If you visit a site such as CoinMarketCap, you can see on the homepage the current number of cryptocurrencies that have been defined on the platform. That number is over 25,000. Of course, many of these cryptocurrencies are dead projects, meaningless meme coins, and more. But not even 20 years ago, that number was zero. There were no cryptocurrencies.
As we’ll see cryptography was certainly a thing, but crypto as we know it today is all thanks to the first cryptocurrency. The first, and what most consider to be the best digital asset on the market. Its name doesn’t even need to be said in all likelihood. But its creation along with blockchain technology were the first instance of cryptocurrency. Let’s start with cryptography.
1990s Precursors to Crypto
David Chaum was an American cryptographer. Cryptography is a way in which to send and receive information that can’t be interpreted if intercepted, encryption and decryption. In 1995, Chaum created an anonymous cryptographic electronic money called Digicash. Digicash required user software to withdraw from a bank, and then required specific encrypted keys before it could be sent to a recipient. This was then untraceable by the bank, government, or any third-party.
Just three years later in 1998, Bit Gold was designed by Nick Szabo. Bit Gold required users to dedicate computer power to solving cryptographic puzzles. Those who solved the puzzle received a reward. The issue Szabo ran into though, was that he still needed a central authority like a bank to watch over Bit Gold.
When you put Chaum and Szabo’s concepts together, you get a makeshift Bitcoin. Digicash helped to provide the basis for private keys (essentially a PIN), and Bit Gold helped to provide the basis for crypto mining (using computer power to solve puzzles and earn rewards).
A decade later, the mysterious Satoshi Nakamoto published a white paper called Bitcoin – A Peer to Peer Electronic Cash System, and Bitcoin, the first cryptocurrency, began its life.
On October 31, 2008, Satoshi Nakamoto published the Bitcoin white paper, describing the functionality of the Bitcoin blockchain network. No one really knows who he, she, or they are, and there has been much debate as to the identity of Nakamoto. Real identity notwithstanding, Satoshi formally began work on Bitcoin on August 18th, 2008, when they purchased Bitcoin.org. The history of Bitcoin was then underway.

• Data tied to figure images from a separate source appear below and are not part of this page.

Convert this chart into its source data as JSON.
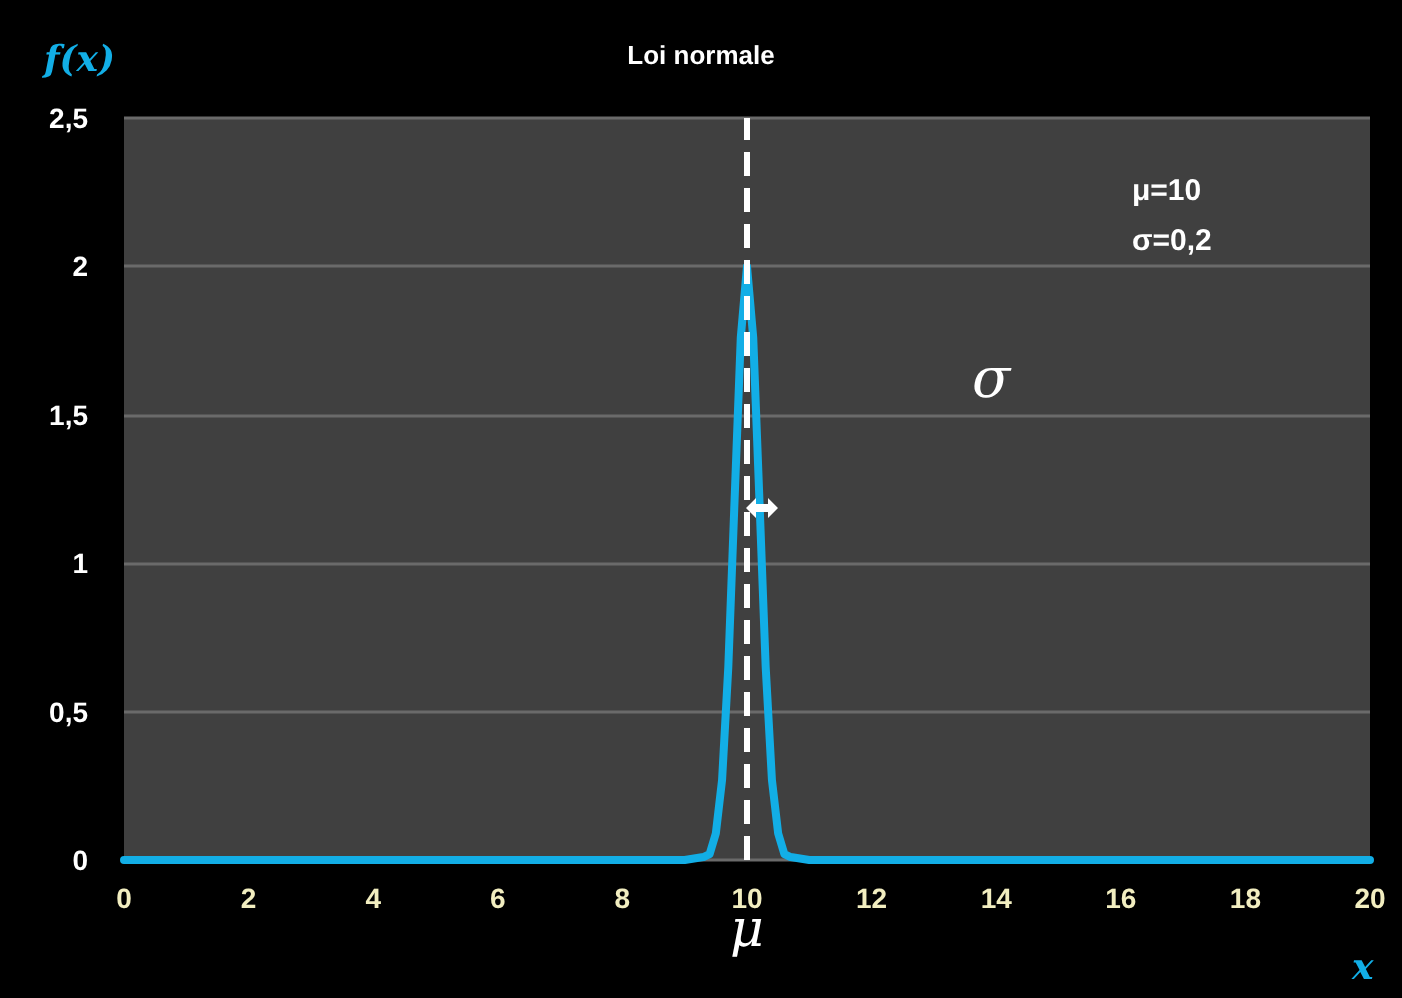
{
  "chart_data": {
    "type": "line",
    "title": "Loi normale",
    "xlabel": "x",
    "ylabel": "f(x)",
    "x": [
      0,
      2,
      4,
      6,
      8,
      9,
      9.3,
      9.4,
      9.5,
      9.6,
      9.7,
      9.8,
      9.9,
      10,
      10.1,
      10.2,
      10.3,
      10.4,
      10.5,
      10.6,
      10.7,
      11,
      12,
      14,
      16,
      18,
      20
    ],
    "series": [
      {
        "color": "#12aee6",
        "values": [
          0,
          0,
          0,
          0,
          0,
          0,
          0.01,
          0.02,
          0.09,
          0.27,
          0.65,
          1.21,
          1.76,
          2.0,
          1.76,
          1.21,
          0.65,
          0.27,
          0.09,
          0.02,
          0.01,
          0,
          0,
          0,
          0,
          0,
          0
        ]
      }
    ],
    "xlim": [
      0,
      20
    ],
    "xticks": [
      0,
      2,
      4,
      6,
      8,
      10,
      12,
      14,
      16,
      18,
      20
    ],
    "ylim": [
      0,
      2.5
    ],
    "yticks": [
      {
        "value": 0,
        "label": "0"
      },
      {
        "value": 0.5,
        "label": "0,5"
      },
      {
        "value": 1,
        "label": "1"
      },
      {
        "value": 1.5,
        "label": "1,5"
      },
      {
        "value": 2,
        "label": "2"
      },
      {
        "value": 2.5,
        "label": "2,5"
      }
    ],
    "grid": "y",
    "marker": "none",
    "line_style": "solid",
    "ref_lines": [
      {
        "axis": "x",
        "value": 10,
        "label": "μ",
        "color": "#ffffff",
        "line_style": "dashed"
      }
    ],
    "annotations": [
      "μ=10",
      "σ=0,2",
      "σ"
    ]
  }
}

Satoshi Nakamoto mined Bitcoin’s first block on January 3, 2009. They embedded a headline from The Times newspaper in this initial block: “The Times 03/Jan/2009 Chancellor on brink of second bailout for banks.” This was making a permanent reference to the economic conditions involving bank bailouts during the 2008 mortgage crisis and the centralized financial system. Something that we’ve reexperienced in 2023.
The first block, which had a block reward of 50 bitcoins being, is now referred to as the Genesis Block. Bitcoin had virtually no value at this time and didn’t really have any use as a means of payment until the infamous Bitcoin Pizza Day in May 2010.
By October 2011, Litecoin (LTC) had appeared, as had other conceptualizations of Bitcoin, often referred to as altcoins. They were all derived from Bitcoin’s code, which was and remains to be open-source.
Why Was Bitcoin Created?
Bitcoin – A Peer to Peer Electronic Cash System was released in 2008, in the midst of the subprime mortgage crisis in the US. Nakamoto began working on Bitcoin around the time of the start of the mortgage crisis in the US, which seems no small coincidence. The inclusion of the Times headline in the first Genesis block regarding bank bailouts furthers this. Nakamoto created a foundation for cryptographically secure systems that can’t be tampered with, are transparent, and can’t be censored in Bitcoin, the first cryptocurrency.
Bitcoin’s peer-to-peer (P2P) system is designed to allow individuals to reclaim financial power through a decentralized financial system. This is a major goal of most cryptocurrencies, but is exemplified by Bitcoin. Decentralization eliminates the need for actors such as companies, financial institutions, or governments, to be part of the infrastructure of blockchain networks, without sacrificing security. A decentralized system would ensure you always have access to your funds when you want to, unlike when Silicon Valley Bank depositors tried to get out their money in early March.
The difference between blockchain and the financial systems which created the mortgage crisis is that transactions are visible to all participants and securely distributed across an entire network. This means it can be audited by the public.
Had there been more transparency within the centralized financial system, the 2008 mortgage crisis could perhaps have been avoided. With more banking failures occurring again over 15 years later, one starts to wonder when the system might change.